The act guarantees 12 weeks of unpaid, job-protected leave for an employee who has a serious illness or needs to care for a spouse, child, or parent (26 weeks if the family member is in the military and has a serious illness or injury). Both public and private employers have to provide the leave, with the exception of those that have fewer than 50 employees.

The FMLA, enacted in 1993, has historically recognized spouses on the basis of whether the couple's state of residence recognizes their marriage. A new Labor Department rule changes that; as long as the couple's marriage was legal in the state where it took place, they are spouses for the purposes of the FMLA. The rule takes effect March 27.

Paxton claims the new rule is a violation of Texas's state sovereignty. "The newly revised definition of 'spouse' under the FMLA is in direct violation of state and federal laws and the U.S. Constitution," Paxton said in a statement quoted by the Blade. "Texans have clearly defined the institution of marriage in our state, and attempts by the Obama administration to disregard the will of our citizens through the use of new federal rules is unconstitutional and an affront to the foundations of federalism."

The Labor Department rule is part of the Obama administration's efforts to make the federal benefits of marriage available to all legally wed same-sex couples, after the Supreme Court's 2013 decision striking down section 3 of the Defense of Marriage Act allowed the federal government to recognize their marriages.

Paxton contends that because the Supreme Court did not deal with the section of DOMA that allows states to deny recognition to same-sex marriages performed elsewhere, Texas and other states without marriage equality should be exempt from the new FMLA rule.
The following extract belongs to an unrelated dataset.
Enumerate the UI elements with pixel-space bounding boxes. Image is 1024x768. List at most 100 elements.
However, several federal and state courts have cited the DOMA ruling in striking down state marriage bans.

His "prayer for relief" in the suit "would have the effect of barring the FMLA change from going into effect in not just Texas, but all 12 states that currently don't recognize same-sex marriage," the Blade reports.

Paxton's complaint also claims that under the new rule, "Employers in Texas will be called upon to decide issues that the Supreme Court has not yet decided, and those employers do so without the benefit of briefing and oral arguments for the full presentation of the issues on both sides."

The Supreme Court may well rule on marriage equality before Paxton's suit is decided, as it will hear a case April 28 and issue a ruling before the court session ends in June. Also, Texas's marriage ban has been struck down by a U.S. District Court, and the state's appeal of that decision was heard by the U.S. Court of Appeals for the Fifth Circuit in January. A pro-equality ruling in either case would make Paxton's lawsuit moot.

LGBT rights advocates denounced the suit. "I think there are a lot of people who would like to know why the attorney general cares if loving, committed couples are recognized as loving, committed couples," Daniel Williams, legislative director for Equality Texas, told The Texas Tribune.

By the way, one of Texas's U.S. senators -- Ted Cruz, pictured with Paxton -- has introduced legislation that would prevent the federal government from recognizing the marriages of same-sex couples who don't live in a marriage equality state.